Multisport athlete: “I’ve competed seriously in running, cycling (road and off-road), triathlon, and cross-country skiing. I competed in the first mountain bike race in Minnesota, over in Kenwood Park. A lot of runners put one foot in front of the other and do nothing else — that’s not me. I enjoy doing a lot of other sports. I like being outdoors, the competition, and definitely the people. You meet a lot of characters; all my friends I’ve met through various activities. I hike, I don’t run any more, which has more to do with ego than anything else — 10 minute miles just isn’t running to me. I’ve got studded tires on my mountain bike until the snow gets decent for skiing.”

On Finland

I’ve been there three times. In 1995, I biked around southeastern Finland for a week. In 2009, when I was 70, I did a seven-day, 440-kilometer ski event from Russia to Sweden across part of Finnish Lapland. There were some hard days but it was very enjoyable. I got food poisoning two days before I started and lost six pounds. The first three days were pretty tough, but you deal with stuff. And in 2017, we found out my mother’s family had dozens of cousins in western Finland. We visited and were treated like royalty.”

On longevity

“I seem to heal very well. In 2013, I was hit on my bike by a guy on a Harley. It knocked out some teeth, broke all the ribs on the left side, dislocated my collarbone. I had road rash and cuts head to toe. I was out of the hospital in three days and back on my bike in five weeks. That same year, a chain saw cut through my boot and took a chunk of flesh out of my big toe, almost to the bone. Now you can’t even see the scar. You have to be very, very careful how you select your ancestors. It’s all genetics! My dad smoked three to four packs of Camels a day. My mom smoked, too, but she eventually quit. When we were kids, you could see a blue haze about four feet off the ground in our house. But my brother just turned 75 and my sister is 77 — we’re all in excellent health. My mother was the earliest to die on her side of the family and she was 94. My grandparents lived well into their 90s.”

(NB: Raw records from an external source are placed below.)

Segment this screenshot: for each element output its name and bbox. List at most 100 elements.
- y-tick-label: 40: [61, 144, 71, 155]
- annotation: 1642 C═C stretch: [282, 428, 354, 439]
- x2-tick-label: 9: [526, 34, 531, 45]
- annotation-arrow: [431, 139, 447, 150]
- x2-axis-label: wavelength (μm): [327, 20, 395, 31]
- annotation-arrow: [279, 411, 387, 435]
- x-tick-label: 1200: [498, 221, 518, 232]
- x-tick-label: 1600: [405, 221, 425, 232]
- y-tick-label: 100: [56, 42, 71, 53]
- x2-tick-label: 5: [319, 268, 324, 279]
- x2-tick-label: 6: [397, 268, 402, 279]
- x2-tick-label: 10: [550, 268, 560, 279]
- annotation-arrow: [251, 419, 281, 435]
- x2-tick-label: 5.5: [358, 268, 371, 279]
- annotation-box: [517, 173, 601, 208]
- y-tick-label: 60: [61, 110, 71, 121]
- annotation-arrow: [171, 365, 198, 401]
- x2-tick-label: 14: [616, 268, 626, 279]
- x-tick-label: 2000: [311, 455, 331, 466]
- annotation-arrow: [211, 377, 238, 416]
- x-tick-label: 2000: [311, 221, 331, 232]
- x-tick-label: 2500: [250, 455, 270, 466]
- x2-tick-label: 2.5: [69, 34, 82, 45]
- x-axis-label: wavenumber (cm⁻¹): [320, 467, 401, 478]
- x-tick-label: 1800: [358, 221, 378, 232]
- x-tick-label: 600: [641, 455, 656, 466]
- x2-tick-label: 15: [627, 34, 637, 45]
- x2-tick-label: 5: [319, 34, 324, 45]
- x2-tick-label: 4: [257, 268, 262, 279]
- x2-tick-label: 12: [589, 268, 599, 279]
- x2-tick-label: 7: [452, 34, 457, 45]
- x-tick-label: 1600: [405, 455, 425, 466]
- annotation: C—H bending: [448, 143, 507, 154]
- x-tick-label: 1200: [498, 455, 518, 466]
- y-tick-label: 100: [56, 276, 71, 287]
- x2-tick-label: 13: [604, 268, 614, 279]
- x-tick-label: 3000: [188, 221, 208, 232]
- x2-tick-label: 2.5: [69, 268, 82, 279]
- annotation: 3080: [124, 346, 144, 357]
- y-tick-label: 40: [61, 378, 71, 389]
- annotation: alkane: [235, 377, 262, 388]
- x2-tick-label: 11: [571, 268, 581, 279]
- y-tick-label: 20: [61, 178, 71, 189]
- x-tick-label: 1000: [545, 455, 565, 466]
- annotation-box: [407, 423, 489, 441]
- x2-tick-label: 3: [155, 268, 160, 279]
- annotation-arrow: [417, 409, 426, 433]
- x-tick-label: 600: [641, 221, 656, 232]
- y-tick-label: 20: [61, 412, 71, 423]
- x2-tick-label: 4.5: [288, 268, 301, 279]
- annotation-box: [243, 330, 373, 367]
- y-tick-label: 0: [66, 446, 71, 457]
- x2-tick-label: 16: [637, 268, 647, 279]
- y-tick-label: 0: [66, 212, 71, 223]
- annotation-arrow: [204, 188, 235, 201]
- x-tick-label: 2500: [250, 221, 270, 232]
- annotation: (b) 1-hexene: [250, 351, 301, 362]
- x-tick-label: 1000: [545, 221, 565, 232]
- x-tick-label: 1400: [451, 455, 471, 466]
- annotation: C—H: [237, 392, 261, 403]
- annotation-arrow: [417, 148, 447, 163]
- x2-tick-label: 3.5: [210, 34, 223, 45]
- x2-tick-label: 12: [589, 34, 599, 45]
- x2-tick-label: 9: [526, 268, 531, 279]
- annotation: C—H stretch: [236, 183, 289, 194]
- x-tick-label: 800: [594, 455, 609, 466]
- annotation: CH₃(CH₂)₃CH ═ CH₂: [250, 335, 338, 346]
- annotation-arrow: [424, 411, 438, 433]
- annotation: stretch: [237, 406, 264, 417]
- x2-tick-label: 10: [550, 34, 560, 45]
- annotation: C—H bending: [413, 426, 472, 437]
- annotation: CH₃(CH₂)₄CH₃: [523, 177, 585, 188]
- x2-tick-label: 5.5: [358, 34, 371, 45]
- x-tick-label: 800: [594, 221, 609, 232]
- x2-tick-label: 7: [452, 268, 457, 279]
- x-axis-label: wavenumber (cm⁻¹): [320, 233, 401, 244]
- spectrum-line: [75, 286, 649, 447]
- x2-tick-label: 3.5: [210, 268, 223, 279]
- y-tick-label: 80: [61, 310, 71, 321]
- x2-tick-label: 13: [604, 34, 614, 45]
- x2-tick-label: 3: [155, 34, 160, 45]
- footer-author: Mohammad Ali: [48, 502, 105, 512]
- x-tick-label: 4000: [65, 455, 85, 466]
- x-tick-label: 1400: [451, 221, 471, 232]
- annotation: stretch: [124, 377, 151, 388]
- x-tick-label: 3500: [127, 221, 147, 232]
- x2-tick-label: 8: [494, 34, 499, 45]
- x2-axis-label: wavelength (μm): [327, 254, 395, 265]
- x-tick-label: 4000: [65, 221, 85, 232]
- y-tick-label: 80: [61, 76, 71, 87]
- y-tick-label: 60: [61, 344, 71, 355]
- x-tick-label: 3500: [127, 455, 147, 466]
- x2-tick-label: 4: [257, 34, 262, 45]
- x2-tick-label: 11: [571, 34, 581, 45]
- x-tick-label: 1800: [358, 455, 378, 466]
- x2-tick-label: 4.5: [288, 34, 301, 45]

Back to the land: “We bought this property from some Finnish people in the 1970s, and adjacent land with a lake house on it in 1987. Emily was diagnosed with stage 4 breast cancer in 1986; they gave her a 30 percent chance of surviving two years. That was 32 years ago. She was thinking if she didn’t survive, the insurance would pay off the mortgage. We moved up here in 1997 when I retired.”


Sarah Barker is a freelance writer from St. Paul.